Authentication data is binary information used to transmit multiple iterations of cryptographic secrets of protocol steps. The content of the authentication data is highly dependent on the specific implementation of the authentication method.
Enhanced authentication process
Compared to simple authentication which relies on an interaction between the CONNECT packet and the CONNACK packet, enhanced authentication requires multiple exchanges of authentication data between the client and broker. Therefore, MQTT v5 adds the AUTH packet to implement this. The implementation of enhanced authentication is based on three kinds of MQTT packet types: CONNECT, CONNACK and AUTH. These three kinds of packet need to carry the authentication method and authentication data for bi-directional authentication.
To start the enhanced authentication process, the client needs to send the CONNECT packet containing the authentication method field to the broker. After receiving the CONNECT packet, the broker can continue exchanging authentication data with the client through the AUTH packet and send the CONNACK packet to the client after the authentication is complete.

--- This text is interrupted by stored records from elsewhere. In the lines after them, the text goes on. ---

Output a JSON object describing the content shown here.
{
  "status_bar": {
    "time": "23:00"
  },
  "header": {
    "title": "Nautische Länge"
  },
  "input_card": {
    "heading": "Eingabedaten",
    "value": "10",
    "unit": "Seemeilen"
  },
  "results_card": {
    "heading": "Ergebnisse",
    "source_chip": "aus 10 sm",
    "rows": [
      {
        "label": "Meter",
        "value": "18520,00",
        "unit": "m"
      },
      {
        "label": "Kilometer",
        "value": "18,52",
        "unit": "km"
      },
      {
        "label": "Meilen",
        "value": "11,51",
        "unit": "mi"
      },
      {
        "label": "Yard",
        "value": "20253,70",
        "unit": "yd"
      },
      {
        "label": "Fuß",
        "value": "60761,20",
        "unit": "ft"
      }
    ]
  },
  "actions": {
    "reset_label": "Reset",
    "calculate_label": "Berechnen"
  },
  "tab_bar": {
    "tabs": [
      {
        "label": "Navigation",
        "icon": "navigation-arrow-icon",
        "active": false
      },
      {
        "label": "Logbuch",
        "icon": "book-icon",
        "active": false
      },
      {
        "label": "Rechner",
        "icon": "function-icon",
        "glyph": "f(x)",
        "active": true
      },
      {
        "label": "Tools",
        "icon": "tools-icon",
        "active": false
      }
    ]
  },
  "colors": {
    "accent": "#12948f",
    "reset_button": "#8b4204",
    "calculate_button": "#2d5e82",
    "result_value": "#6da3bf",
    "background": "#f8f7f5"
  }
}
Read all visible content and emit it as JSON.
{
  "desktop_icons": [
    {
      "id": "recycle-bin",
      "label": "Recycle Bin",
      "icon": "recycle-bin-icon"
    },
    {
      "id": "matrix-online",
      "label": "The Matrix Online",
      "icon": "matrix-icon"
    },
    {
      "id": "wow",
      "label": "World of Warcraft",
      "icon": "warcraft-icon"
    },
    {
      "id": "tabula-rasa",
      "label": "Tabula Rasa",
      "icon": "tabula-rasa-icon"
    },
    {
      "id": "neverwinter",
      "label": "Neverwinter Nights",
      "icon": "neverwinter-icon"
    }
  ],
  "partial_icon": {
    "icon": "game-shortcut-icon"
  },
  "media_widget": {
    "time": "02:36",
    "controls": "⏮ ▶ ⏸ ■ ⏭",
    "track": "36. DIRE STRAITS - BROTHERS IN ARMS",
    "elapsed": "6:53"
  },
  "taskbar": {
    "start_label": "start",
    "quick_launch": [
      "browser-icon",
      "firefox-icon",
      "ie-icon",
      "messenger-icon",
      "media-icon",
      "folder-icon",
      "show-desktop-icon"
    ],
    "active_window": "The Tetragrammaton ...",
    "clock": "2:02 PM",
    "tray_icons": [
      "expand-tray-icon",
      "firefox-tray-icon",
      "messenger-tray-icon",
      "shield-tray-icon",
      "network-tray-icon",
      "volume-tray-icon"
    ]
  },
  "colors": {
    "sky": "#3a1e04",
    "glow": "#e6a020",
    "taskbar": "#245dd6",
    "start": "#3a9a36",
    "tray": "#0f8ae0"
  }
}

Non-standard example of SCRAM authentication
- Client to server: CONNECT authentication method = "SCRAM-SHA-1", authentication data = client-first-data
- Server to client: AUTH reason code = 0x18, authentication method = "SCRAM-SHA-1", authentication data = server-first-data
Client to server: AUTH reason code = 0x18, authentication method = "SCRAM-SHA-1", authentication data = client-final-data
Server to client: CONNACK reason code = 0, authentication method = "SCRAM-SHA-1", authentication data = server-final-data
Non-standard example of Kerberos authentication
- Client to server: CONNECT authentication method = "GS2-KRB5"
- Server to client: AUTH reason code = 0x18, authentication method = "GS2-KRB5"
- Client to server: AUTH reason code = 0x18, authentication method = "GS2-KRB5", authentication data = initial context token
- Server to client: AUTH reason code = 0x18, authentication method = "GS2-KRB5", authentication data = reply context token
- Client to server: AUTH reason code = 0x18, authentication method = "GS2-KRB5"
- Server to client: CONNACK reason code = 0, authentication method = "GS2-KRB5", authentication data = outcome of authentication
In the enhanced authentication process, the client and broker need to exchange authentication data multiple times and each exchange needs to be decrypted and calculated by the authentication algorithm, so it requires more computing resources and a more stable network environment. Therefore, it is not suitable for edge devices with weak computing power and large network fluctuations and MQTT broker that supports enhanced authentication also needs to prepare more computing resources to cope with a large number of connections.
After the enhanced authentication is completed, the client can initiate re-authentication at any time by sending an AUTH packet. After the re-authentication starts, the client and the broker exchange authentication data by exchanging the AUTH packet, just like with the enhanced authentication, until the broker sends an AUTH packet with the reason code 0x00 (success) to the client to indicate that the re-authentication was successful. It should be noted that the authentication method for re-authentication must be the same as enhanced Authentication.
During the re-authentication process, other packets of the client and broker can continue using the previous authentication.